= Diarmuid Mac Bruideadha =

Irish poet

Diarmuid Mac Bruideadha (Brody), Irish poet, died 1563.

Diarmuid was a Mac Bruideadha brehon family member, based at Ballybrody, parish of Dysert, barony of Inchiquin, County Clare. Other branches were located at Knockanalban in Ibrickane and Lettermoylan in Inchiquin.

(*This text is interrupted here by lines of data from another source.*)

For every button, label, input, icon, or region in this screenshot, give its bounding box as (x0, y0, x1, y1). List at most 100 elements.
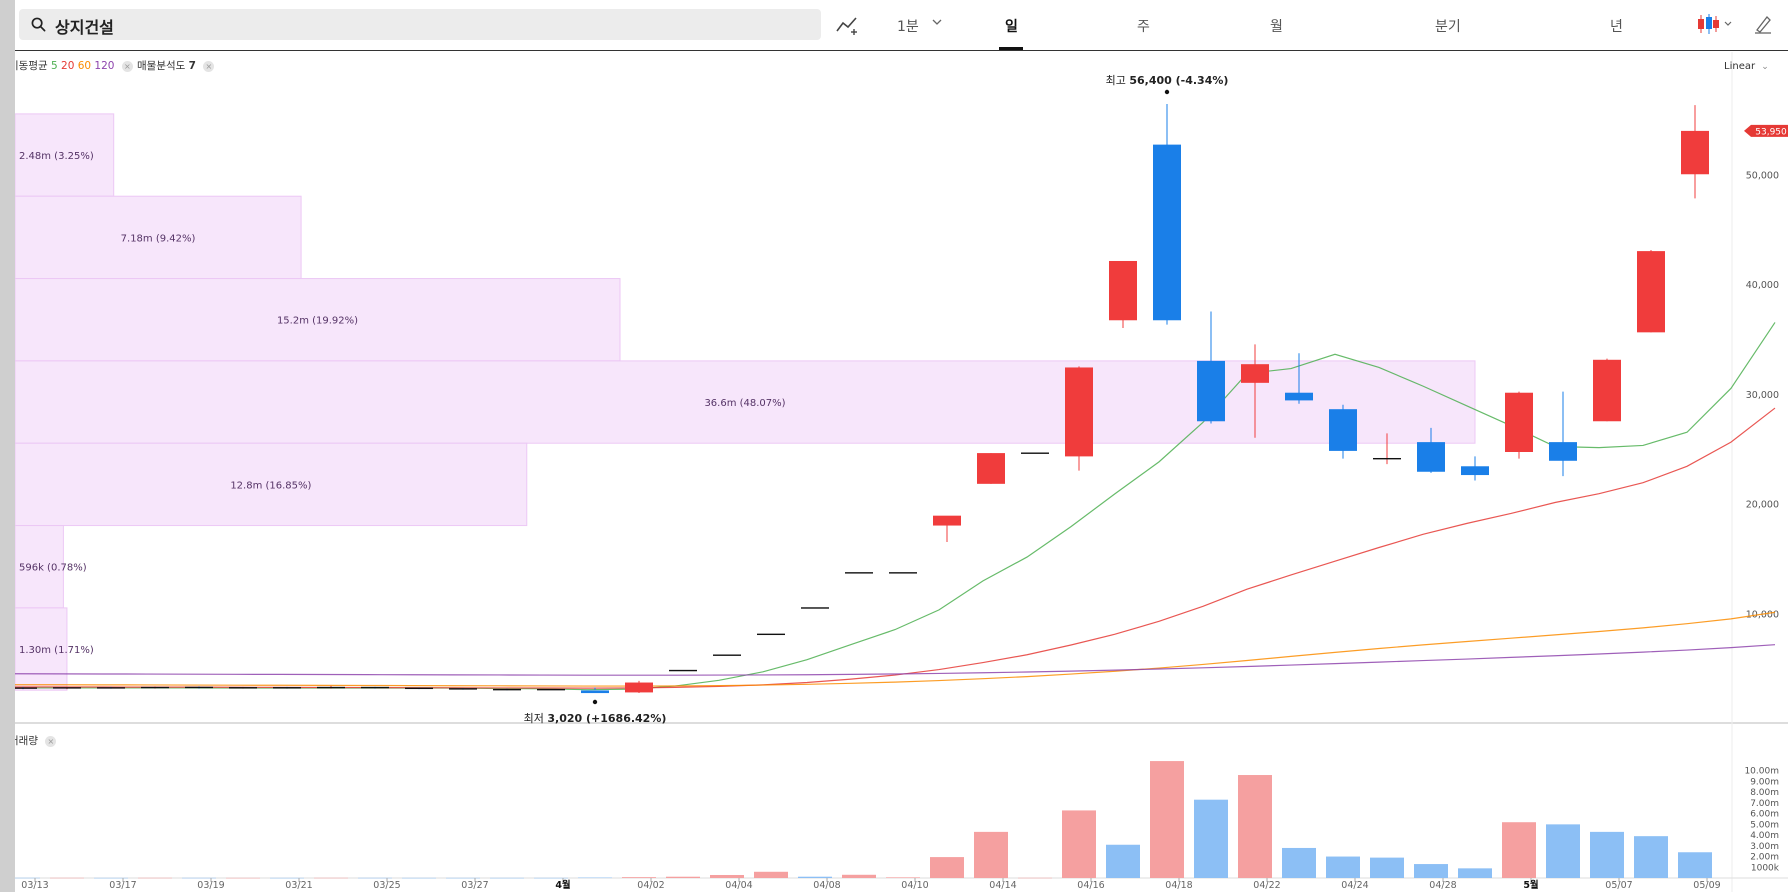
close-icon[interactable]: × (203, 60, 215, 72)
volume-profile-label: 12.8m (16.85%) (230, 480, 311, 491)
candle-body (581, 690, 609, 694)
candle (757, 633, 785, 636)
volume-bar (1634, 836, 1668, 878)
chevron-down-icon[interactable] (932, 18, 942, 26)
candle-body (801, 607, 829, 609)
volume-profile-bar (15, 195, 302, 280)
candle-body (713, 654, 741, 656)
x-tick-label: 03/21 (285, 880, 312, 891)
annotation-change: (+1686.42%) (586, 712, 666, 725)
candle (1285, 353, 1313, 404)
x-tick-label: 04/10 (901, 880, 928, 891)
x-tick-label: 04/18 (1165, 880, 1192, 891)
volume-tick-label: 7.00m (1750, 799, 1779, 809)
candle-body (273, 687, 301, 689)
x-tick-label: 03/13 (21, 880, 48, 891)
close-icon[interactable]: × (121, 60, 133, 72)
candle (1373, 433, 1401, 465)
tab-week[interactable]: 주 (1137, 19, 1150, 35)
volume-bar (1502, 822, 1536, 878)
annotation-dot (1164, 89, 1170, 95)
candle-body (1505, 392, 1533, 452)
price-tick-label: 20,000 (1746, 500, 1779, 511)
moving-average-legend[interactable]: 이동평균 5 20 60 120 × (15, 58, 133, 73)
candle (889, 572, 917, 574)
scale-mode-select[interactable]: Linear ⌄ (1724, 61, 1769, 72)
search-value: 상지건설 (55, 18, 114, 37)
candle (1241, 344, 1269, 438)
ma-period-5: 5 (50, 60, 58, 72)
candle (185, 686, 213, 689)
price-tick-label: 30,000 (1746, 390, 1779, 401)
pencil-icon[interactable] (1753, 13, 1773, 35)
x-tick-label: 05/07 (1605, 880, 1632, 891)
candle-body (1373, 457, 1401, 460)
candle (15, 686, 37, 690)
volume-bar (842, 874, 876, 878)
volume-bar (666, 876, 700, 878)
volume-tick-label: 6.00m (1750, 810, 1779, 820)
search-input[interactable]: 상지건설 (19, 9, 821, 40)
candle (141, 686, 169, 689)
candlestick-type-icon[interactable] (1695, 12, 1733, 36)
candle (669, 669, 697, 672)
chart-toolbar: 상지건설 1분 일 주 월 분기 년 (15, 0, 1788, 51)
candle-body (669, 669, 697, 672)
ma-line-5 (15, 322, 1776, 691)
candle-body (229, 687, 257, 689)
volume-bar (710, 874, 744, 878)
price-tick-label: 50,000 (1746, 170, 1779, 181)
x-tick-label: 03/17 (109, 880, 136, 891)
candle (1109, 260, 1137, 328)
volume-profile-bar (15, 607, 68, 691)
volume-bar (314, 877, 348, 879)
x-tick-label: 04/08 (813, 880, 840, 891)
volume-bar (1370, 857, 1404, 878)
volume-profile-bar (15, 442, 528, 527)
candle (273, 686, 301, 689)
x-tick-label: 05/09 (1693, 880, 1720, 891)
candle (1593, 358, 1621, 422)
volume-profile-label: 36.6m (48.07%) (704, 398, 785, 409)
x-tick-label: 03/25 (373, 880, 400, 891)
candle-body (889, 572, 917, 574)
candle-body (1329, 409, 1357, 451)
volume-profile-legend[interactable]: 매물분석도 7 × (137, 58, 215, 73)
candle-body (977, 453, 1005, 484)
volume-profile-label: 1.30m (1.71%) (19, 645, 94, 656)
price-tick-label: 40,000 (1746, 280, 1779, 291)
volume-bar (1678, 852, 1712, 878)
price-chart: 2.48m (3.25%) 7.18m (9.42%) 15.2m (19.92%)… (15, 52, 1788, 892)
x-tick-label: 04/22 (1253, 880, 1280, 891)
candle (1153, 104, 1181, 325)
candle (977, 453, 1005, 484)
volume-legend[interactable]: 거래량 × (15, 733, 57, 748)
compare-chart-icon[interactable] (835, 14, 861, 36)
candle-body (97, 687, 125, 689)
candle-body (493, 688, 521, 691)
interval-select[interactable]: 1분 (897, 19, 919, 35)
candle (1681, 105, 1709, 199)
candle (933, 515, 961, 543)
volume-bar (798, 876, 832, 878)
volume-bar (622, 877, 656, 878)
x-tick-label: 4월 (555, 879, 570, 891)
volume-profile-label: 596k (0.78%) (19, 563, 87, 574)
volume-bar (490, 877, 524, 879)
tab-day[interactable]: 일 (1005, 19, 1018, 35)
volume-bar (94, 877, 128, 879)
candle (405, 687, 433, 690)
volume-profile-bar (15, 360, 1476, 444)
candle-body (185, 686, 213, 689)
left-edge-shade (0, 0, 15, 892)
close-icon[interactable]: × (45, 735, 57, 747)
volume-bar (974, 831, 1008, 878)
tab-quarter[interactable]: 분기 (1435, 19, 1461, 35)
tab-month[interactable]: 월 (1270, 19, 1283, 35)
x-tick-label: 04/24 (1341, 880, 1368, 891)
volume-tick-label: 10.00m (1744, 767, 1779, 777)
volume-bar (930, 857, 964, 878)
vp-label: 매물분석도 (137, 60, 186, 72)
tab-year[interactable]: 년 (1610, 19, 1623, 35)
candle (1549, 391, 1577, 477)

The Annals of the Four Masters describe Diarmuid, sub anno 1563, as follows:

- Mac Brody, Ollav of Hy-Bracain and Hy-Fearmaic, died, i.e. Dermot, son of Conor, son of Dermot, son of John; and his brother, Maoilin, took his place.

==Family tree==

   John Mac Bruideadha
   |
   |
   Diarmuid
   |
   |
   Concubhair
   |
   |___________________________
   | |
   | |
   Diarmuid, d. 1563. Maoilin, d. 1582.
                              |
                              |
                              Maoilin Óg, d. 1602
                              |
                              |
                              Concubhair, fl. 1636.

==See also==

- Seán Buí Mac Bruideadha, fl. 14th century.
- Tadhg mac Dáire Mac Bruaideadha, c.1570-1652.